Background: To report a rare case of adenocarcinoma arising from mucinous cystic neoplasm of liver.
Methods: This 71-year-old female presented in our institution with a palpable right upper quadrant abdominal mass. Computed tomography showed large multi-lobular complex cystic lesions of the right liver lobe with thick and irregular septa, raising the suspicion of a biliary cystadenoma.

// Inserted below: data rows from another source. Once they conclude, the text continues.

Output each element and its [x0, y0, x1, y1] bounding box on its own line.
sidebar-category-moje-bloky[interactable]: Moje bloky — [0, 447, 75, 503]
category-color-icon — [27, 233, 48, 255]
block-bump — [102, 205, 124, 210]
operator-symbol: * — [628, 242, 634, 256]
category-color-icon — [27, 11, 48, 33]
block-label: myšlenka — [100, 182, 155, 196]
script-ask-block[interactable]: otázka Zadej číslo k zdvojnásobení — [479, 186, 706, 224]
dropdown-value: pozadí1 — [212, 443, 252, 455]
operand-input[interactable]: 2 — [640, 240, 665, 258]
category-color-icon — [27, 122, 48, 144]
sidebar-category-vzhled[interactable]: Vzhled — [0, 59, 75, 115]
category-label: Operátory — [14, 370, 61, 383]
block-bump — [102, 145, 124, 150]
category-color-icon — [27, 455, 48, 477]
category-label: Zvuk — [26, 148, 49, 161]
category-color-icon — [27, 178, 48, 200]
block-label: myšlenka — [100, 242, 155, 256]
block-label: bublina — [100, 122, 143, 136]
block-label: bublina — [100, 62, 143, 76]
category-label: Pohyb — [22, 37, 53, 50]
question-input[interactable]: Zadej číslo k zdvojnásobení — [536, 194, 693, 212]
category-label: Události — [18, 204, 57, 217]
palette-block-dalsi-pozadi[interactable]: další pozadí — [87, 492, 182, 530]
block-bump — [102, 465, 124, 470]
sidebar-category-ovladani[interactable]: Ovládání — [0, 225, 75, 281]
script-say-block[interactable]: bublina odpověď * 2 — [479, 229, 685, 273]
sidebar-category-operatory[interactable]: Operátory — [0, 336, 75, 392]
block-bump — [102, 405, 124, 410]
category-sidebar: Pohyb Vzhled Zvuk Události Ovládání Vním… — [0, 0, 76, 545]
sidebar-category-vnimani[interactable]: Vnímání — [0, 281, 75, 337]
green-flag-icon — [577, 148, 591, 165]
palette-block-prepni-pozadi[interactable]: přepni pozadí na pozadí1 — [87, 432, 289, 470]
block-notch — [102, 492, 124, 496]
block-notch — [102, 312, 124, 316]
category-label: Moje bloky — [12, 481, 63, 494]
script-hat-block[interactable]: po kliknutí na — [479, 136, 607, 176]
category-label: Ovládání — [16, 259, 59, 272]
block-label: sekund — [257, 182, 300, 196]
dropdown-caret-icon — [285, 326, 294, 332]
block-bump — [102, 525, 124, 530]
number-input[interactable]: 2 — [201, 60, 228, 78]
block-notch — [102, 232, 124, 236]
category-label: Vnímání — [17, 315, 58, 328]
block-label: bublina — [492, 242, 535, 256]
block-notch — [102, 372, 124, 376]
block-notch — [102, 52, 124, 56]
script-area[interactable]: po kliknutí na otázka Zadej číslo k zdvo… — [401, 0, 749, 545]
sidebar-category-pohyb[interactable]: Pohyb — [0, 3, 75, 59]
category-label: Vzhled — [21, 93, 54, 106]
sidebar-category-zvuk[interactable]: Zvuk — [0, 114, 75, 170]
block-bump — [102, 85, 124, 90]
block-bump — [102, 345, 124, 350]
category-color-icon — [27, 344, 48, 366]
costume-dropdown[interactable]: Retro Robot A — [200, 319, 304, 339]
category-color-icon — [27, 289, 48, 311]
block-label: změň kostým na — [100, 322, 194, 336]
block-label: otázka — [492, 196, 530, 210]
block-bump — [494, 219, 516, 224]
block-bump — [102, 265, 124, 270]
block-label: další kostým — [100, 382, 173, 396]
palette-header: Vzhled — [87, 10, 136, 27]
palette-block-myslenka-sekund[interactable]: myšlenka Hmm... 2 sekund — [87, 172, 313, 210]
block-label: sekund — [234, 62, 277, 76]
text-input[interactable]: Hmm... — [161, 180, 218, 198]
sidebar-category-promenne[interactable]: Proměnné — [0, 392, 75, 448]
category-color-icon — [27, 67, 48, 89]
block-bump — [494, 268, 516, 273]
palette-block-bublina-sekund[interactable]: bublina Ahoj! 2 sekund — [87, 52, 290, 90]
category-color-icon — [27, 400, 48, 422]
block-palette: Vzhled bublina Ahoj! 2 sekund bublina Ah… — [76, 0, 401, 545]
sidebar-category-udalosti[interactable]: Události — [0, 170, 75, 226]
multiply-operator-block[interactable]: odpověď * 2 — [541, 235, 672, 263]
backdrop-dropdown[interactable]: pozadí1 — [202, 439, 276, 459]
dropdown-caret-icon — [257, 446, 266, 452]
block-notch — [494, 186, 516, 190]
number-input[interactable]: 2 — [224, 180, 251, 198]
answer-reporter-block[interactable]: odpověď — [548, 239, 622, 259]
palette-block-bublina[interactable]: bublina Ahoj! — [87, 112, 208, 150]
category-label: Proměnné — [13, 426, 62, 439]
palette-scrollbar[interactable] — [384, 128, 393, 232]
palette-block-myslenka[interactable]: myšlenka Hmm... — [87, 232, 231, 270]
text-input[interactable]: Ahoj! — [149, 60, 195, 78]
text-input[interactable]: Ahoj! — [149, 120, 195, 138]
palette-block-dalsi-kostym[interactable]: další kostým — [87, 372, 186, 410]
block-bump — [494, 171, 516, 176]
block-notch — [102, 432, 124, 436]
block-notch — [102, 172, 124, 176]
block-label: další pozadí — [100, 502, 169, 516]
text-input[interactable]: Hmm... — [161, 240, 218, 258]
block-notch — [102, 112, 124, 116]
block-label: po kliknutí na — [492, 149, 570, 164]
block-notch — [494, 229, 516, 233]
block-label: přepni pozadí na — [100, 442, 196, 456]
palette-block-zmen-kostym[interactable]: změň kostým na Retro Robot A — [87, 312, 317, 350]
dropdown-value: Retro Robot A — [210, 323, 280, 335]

Results: Extended right hepatectomy with cholecystectomy was done and pathology proved moderately differentiated adenocarcinoma arising from mucinous cystic neoplasm. The cyst was lined by columnar, cuboidal or flattened, mucus-secreting epithelium with scattered papillary projections and high-grade dysplasia. The ovarian-like stroma lies beneath the epithelium and estrogen receptor (ER) and inhibin α were also expressed. The immunostains of the tumor cells showed carcinoembryonic antigen (CEA)(focal +), ER(+), inhibin-α(+), CK7(−), S100P(−). She was discharge uneventfully and then attended regular follow-up without tumor recurrence for more than 2 years.
Conclusions: Mucinous cystic neoplasms of the liver (MCN-L) is a rare disease and its characteristics are still poorly understood. Radiologic features of various cystic liver lesions overlap, it is necessary to integrate imaging with clinical and laboratory findings to allow more definite diagnosis. Computerized tomography must be chosen for definitive diagnosis since the presence of septa, central septa, mural nodules and mucin-producing cystic neoplasms of the liver can be differentiated from solitary bile duct cysts with a high degree of accuracy. According to 2014 ACG clinical guideline imaging characteristics suggestive of BC (biliary cystadenoma) or BCA (biliary cystadenocarcinoma), such as internal septa, fenestrations, calcifications, or irregular walls, should lead to referral for complete surgical excision, and routine fluid aspiration is not needed because of limited sensitivity and the risk of malignant dissemination.